会社が大きくなり、社員の数も増えていけば、経営層の指示を現場に伝えることが難しくなり、意思決定も円滑さを失います。
このように拡大する組織で事業をスムーズに運営するために、必要な存在として期待されるのが「執行役員」です。
そこで、執行役員とはどのような立場なのか、設置する意味やメリット・デメリットについて解説していきます。
執行役員とは
「執行役員」とは、業務の執行において中心的な存在となる役職です。
取締役または取締役会から特定の事業部門に対し、業務遂行の責任を任される現場のリーダーともいえるでしょう。
名称に「役員」とついていますが、基本的に「従業員」であり、一般的な役員ではありません。
会社法上に定義されている役員とは、「取締役」「監査役」「会計参与」などであり、これらの役員は会社の運営方針や重要事項に対する決定権があります。

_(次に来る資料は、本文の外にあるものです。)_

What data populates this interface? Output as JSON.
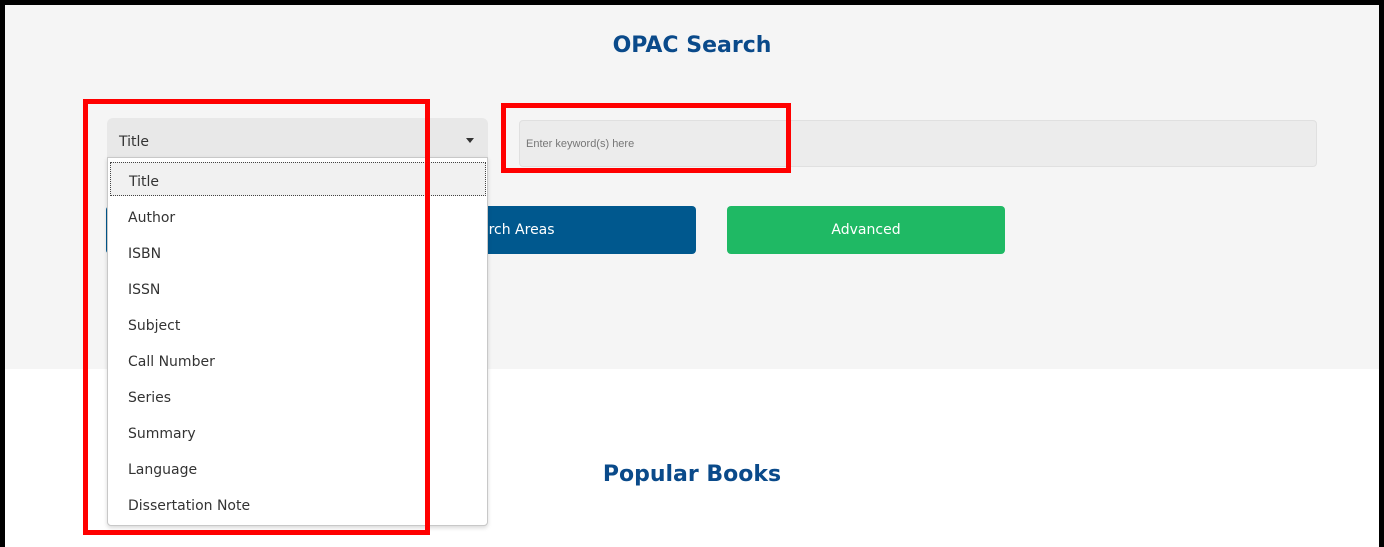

しかし執行役員は会社経営や重要事項に対する決定権はなく、会社法上で定義されている役員が決めた確定事項を現場に業務として指示する役割を担います。
執行役員設置は任意
執行役員は会社法などの法律による役職ではないため、法的な設置義務はありません。
株主総会で選任する必要もなく、たとえば「部長」や「課長」などの役職のように自由に決めることができます。
執行役員設置のメリット
執行役員を設置するメリットとして、主に次の3つが挙げられます。
・経営陣が意思決定に集中しやすい
・後継者育成に繋がりやすい
・節税につながる
それぞれ説明していきます。
経営陣が意思決定に集中しやすい
執行役員を導入すると、経営陣が実務を担当することがなくなるため、経営の意思決定に集中しやすくなります。
後継者育成に繋がりやすい
次世代の経営を担わせたい人物を執行役員に選任することで、疑似的に経営経験を積ませることができるなど、後継者育成につなげることもできます。
節税につながる
取締役の報酬は一定基準を満たさなければ経費として計上できませんが、執行役員は従業員のため従業員給与・賞与として損金算入が可能となり、節税につながります。
執行役員設置のデメリット
執行役員を設置することはメリットばかりではありません。
主に次の2つのデメリットについて理解しておくことが必要です。
・役割分担があいまいになりがち
・意思決定まで時間を要するケースもある
特に執行役員からの情報共有が不足しているときや現場の声を届けることができないときには、取締役の意思決定を遅らせることとなったり内容の精度が落ちたりという可能性があるため注意しましょう。